Copyright (c) Microsoft Corporation.

Licensed under the MIT License.

In [4]:
data_lake_account_name = '' # Synapse Workspace ADLS
file_system_name = ''
user_group_name = ''

In [5]:
base_path = f"abfss://{file_system_name}@{data_lake_account_name}.dfs.core.windows.net/"

In [6]:
#process user data

from pyspark.sql.functions import *
from pyspark.sql.types import *

def load_users_json_file(usersPath):
    users_df= spark.read.load(usersPath, format='json')
    users_df = users_df.select("id","userPrincipalName","mail","mailNickname","puser","ptenant","usageLocation")

    
    users_path = base_path + "o365data_processed/users/" + user_group_name 
    users_df.write.format("parquet").mode("append").save(users_path)

def get_users_subfolder_files(folder):
    children = mssparkutils.fs.ls(folder)
    for child in children:
        if child.name == 'metadata':
            continue
        if child.isDir:
           get_users_subfolder_files(child.path)
        else:       
            load_users_json_file(child.path)
            
usersPath = base_path + "o365data/users/" + user_group_name 
get_users_subfolder_files(usersPath)

In [7]:
#process mail folder data

from pyspark.sql.functions import *
from pyspark.sql.types import *

def load_mailfolders_json_file(mailfodlersPath):
    mailfolders_df= spark.read.load(mailfodlersPath, format='json')
    mailfolders_df = mailfolders_df.select("id","displayName","parentFolderId","puser","ptenant")

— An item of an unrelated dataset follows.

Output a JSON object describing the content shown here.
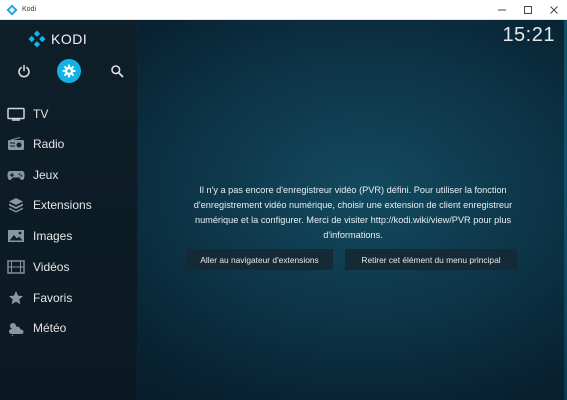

    mailfolder_path = base_path + "/o365data_processed/mailfolders/" + user_group_name 
    mailfolders_df.write.format("parquet").mode("append").save(mailfolder_path)

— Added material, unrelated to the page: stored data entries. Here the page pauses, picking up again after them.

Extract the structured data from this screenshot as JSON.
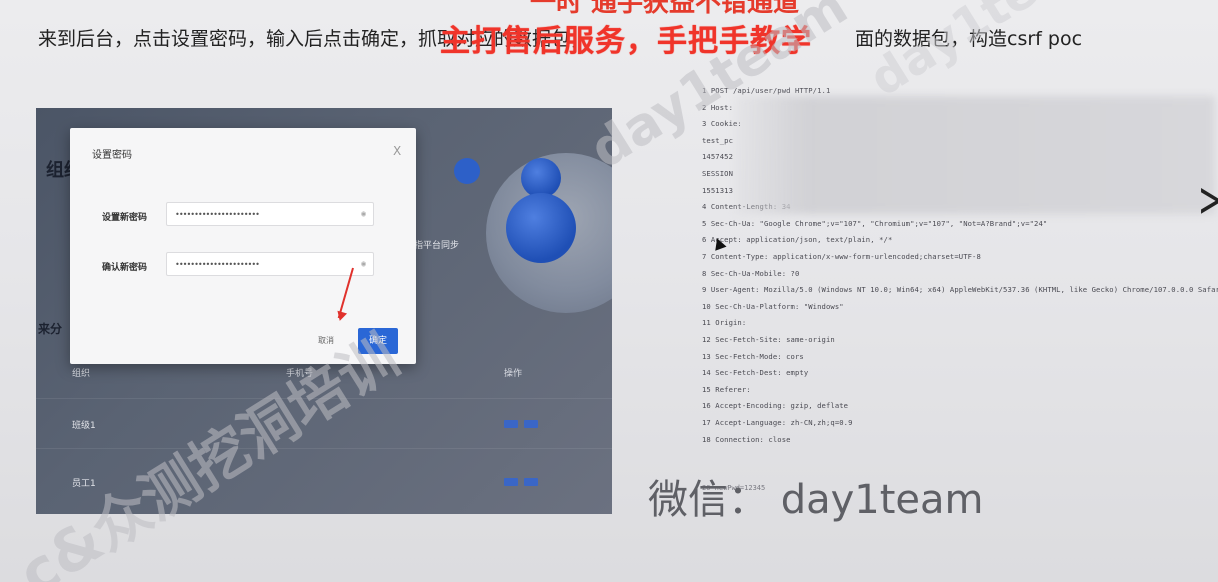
{
  "top_banner_partial": "一时 通手获益不错通道",
  "caption": {
    "part1": "来到后台，点击设置密码，输入后点击确定，抓取对应的数据包，",
    "part2": "面的数据包，构造csrf poc"
  },
  "promo": "主打售后服务，手把手教学",
  "watermarks": [
    "day1team",
    "c&众测挖洞培训",
    "day1team"
  ],
  "screenshot": {
    "bg_texts": [
      "组织",
      "来分",
      "指平台同步"
    ],
    "dialog": {
      "title": "设置密码",
      "close": "X",
      "new_password_label": "设置新密码",
      "new_password_value": "••••••••••••••••••••••",
      "confirm_password_label": "确认新密码",
      "confirm_password_value": "••••••••••••••••••••••",
      "eye_icon": "eye-icon",
      "cancel_label": "取消",
      "ok_label": "确定"
    },
    "table": {
      "headers": [
        "组织",
        "手机号",
        "操作"
      ],
      "rows": [
        [
          "班级1",
          "",
          ""
        ],
        [
          "员工1",
          "",
          ""
        ]
      ]
    }
  },
  "request_lines": [
    "1 POST /api/user/pwd HTTP/1.1",
    "2 Host:",
    "3 Cookie:",
    "  test_pc",
    "  1457452",
    "  SESSION",
    "  1551313",
    "4 Content-Length: 34",
    "5 Sec-Ch-Ua: \"Google Chrome\";v=\"107\", \"Chromium\";v=\"107\", \"Not=A?Brand\";v=\"24\"",
    "6 Accept: application/json, text/plain, */*",
    "7 Content-Type: application/x-www-form-urlencoded;charset=UTF-8",
    "8 Sec-Ch-Ua-Mobile: ?0",
    "9 User-Agent: Mozilla/5.0 (Windows NT 10.0; Win64; x64) AppleWebKit/537.36 (KHTML, like Gecko) Chrome/107.0.0.0 Safari/",
    "10 Sec-Ch-Ua-Platform: \"Windows\"",
    "11 Origin:",
    "12 Sec-Fetch-Site: same-origin",
    "13 Sec-Fetch-Mode: cors",
    "14 Sec-Fetch-Dest: empty",
    "15 Referer:",
    "16 Accept-Encoding: gzip, deflate",
    "17 Accept-Language: zh-CN,zh;q=0.9",
    "18 Connection: close"
  ],
  "request_footer": "20 newPwd=12345",
  "wechat": "微信： day1team",
  "next_icon": "chevron-right-icon",
  "colors": {
    "promo": "#f0342a",
    "primary_button": "#2a67d6",
    "arrow": "#e0312c"
  }
}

def get_mailfolders_subfolder_files(folder):
    children = mssparkutils.fs.ls(folder)
    for child in children:
        if child.name == 'metadata':
            continue
        if child.isDir:
           get_mailfolders_subfolder_files(child.path)
        else:
            load_mailfolders_json_file(child.path)
            
mailfoldersPath = base_path + "o365data/mailfolders/" + user_group_name
get_mailfolders_subfolder_files(mailfoldersPath)

In [8]:
base_path = f"abfss://{file_system_name}@{data_lake_account_name}.dfs.core.windows.net/"

In [9]:
users_path = base_path + "o365data_processed/users/" + user_group_name 
mailfolder_path = base_path + "o365data_processed/mailfolders/" + user_group_name 


from pyspark.sql.functions import *
df_folder_config = spark.read.format("cosmos.oltp")\
            .option("spark.synapse.linkedService", "CosmosDB")\
            .option("spark.cosmos.container", "users")\
            .load()

 # Uncomment this if your Linked Service is enabled with a private endpoint 
#df_folder_config = spark.read.format("cosmos.oltp")\
#           .option("spark.cosmos.useGatewayMode", True)\
#            .option("spark.synapse.linkedService", "CosmosDB")\
#            .option("spark.cosmos.container", "users")\
#            .load()

df_folder_config = df_folder_config.select('email','folders').select(explode(col("folders")).alias("folders"),'email') \
               .select(["email",col("folders.FolderName").alias("FolderName")])


df_users = spark.read.format('parquet').load(users_path, header=True)
df_mailfolder = spark.read.format('parquet').load(mailfolder_path, header=True)

df_folder_filter = df_folder_config.join(df_users, lower(df_folder_config['email']) == lower(df_users['UserPrincipalName'])) \
                .join(df_mailfolder, (df_folder_config['FolderName'] == df_mailfolder['displayName']) & (df_mailfolder['puser'] == df_users['puser'])) \
                .select(df_users.puser,df_users.ptenant,df_mailfolder.id, df_mailfolder.parentFolderId)

folderfilter_path = base_path + "o365data_processed/folderfiltersdata/" #+ user_group_name
df_folder_filter.write.format("parquet").mode("append").save(folderfilter_path)